Ketegangan India-Pakistan juga menjadi contoh konflik berkepanjangan yang terjebak dalam politik nasionalisme eksklusif dan rivalitas agama. Pancasila—Ketuhanan Yang Maha Esa—mengajarkan bahwa keyakinan spiritual harus menjadi fondasi perdamaian, bukan alat pembenaran konflik. Pancasila menolak penggunaan agama sebagai alat mobilisasi kekerasan dan menekankan pentingnya toleransi yang berpijak pada kesadaran akan kemanusiaan bersama. Pancasila tidak memaksa seragamnya teologi, tetapi menyemai keadaban antarumat.

Namun, apakah Pancasila benar-benar bisa menjadi tawaran global? Di sinilah tantangannya. Dunia hari ini lebih banyak dikendalikan oleh kepentingan ekonomi-politik, blok kekuasaan, serta realitas kekuatan militer. Pancasila, yang menekankan pada kemanusiaan, musyawarah, dan keadilan sosial, terdengar lemah di tengah gempuran logika senjata dan keuntungan. Meski begitu, nilai-nilai Pancasila justru semakin relevan karena ia menawarkan pendekatan humanistik yang bersifat inklusif dan transnasional.

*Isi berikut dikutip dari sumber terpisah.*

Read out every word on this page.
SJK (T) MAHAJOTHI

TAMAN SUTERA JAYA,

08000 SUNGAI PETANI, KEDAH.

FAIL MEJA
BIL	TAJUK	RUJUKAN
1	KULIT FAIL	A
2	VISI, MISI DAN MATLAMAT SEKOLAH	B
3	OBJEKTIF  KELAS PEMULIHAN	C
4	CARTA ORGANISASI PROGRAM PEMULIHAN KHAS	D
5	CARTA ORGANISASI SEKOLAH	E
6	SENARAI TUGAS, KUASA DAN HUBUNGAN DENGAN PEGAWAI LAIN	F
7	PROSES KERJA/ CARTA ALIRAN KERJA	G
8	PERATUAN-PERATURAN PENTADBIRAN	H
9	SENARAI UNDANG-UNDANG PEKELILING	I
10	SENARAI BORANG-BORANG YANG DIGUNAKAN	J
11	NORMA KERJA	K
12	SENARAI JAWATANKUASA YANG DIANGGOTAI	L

Indonesia sendiri telah membuktikan kapasitasnya untuk menjadi jembatan perdamaian. Keterlibatan aktif Indonesia dalam Gerakan Non-Blok dan sikap politik luar negeri bebas aktif menunjukkan bahwa Pancasila tidak hanya menjadi ide, tapi juga praksis. Namun tentu masih banyak pekerjaan rumah. Internalisasi Pancasila dalam praktik politik luar negeri Indonesia harus diperkuat agar lebih berani mengadvokasi perdamaian global secara konsisten, termasuk ketika harus berbeda sikap dengan negara-negara besar.

Membangun perdamaian dunia berbasis Pancasila memang bukan perkara mudah, tapi bukan berarti mustahil. Dunia butuh alternatif. Dan Pancasila adalah tawaran yang tidak datang dari pusat kekuasaan global, melainkan dari bangsa yang pernah dijajah, yang mengerti arti penderitaan dan nilai kemerdekaan bagi setiap bangsa. Di tengah dunia yang terus mengedepankan dominasi dan logika kekuatan, Pancasila hadir dengan pendekatan yang mengedepankan dialog, keadilan sosial, dan solidaritas umat manusia.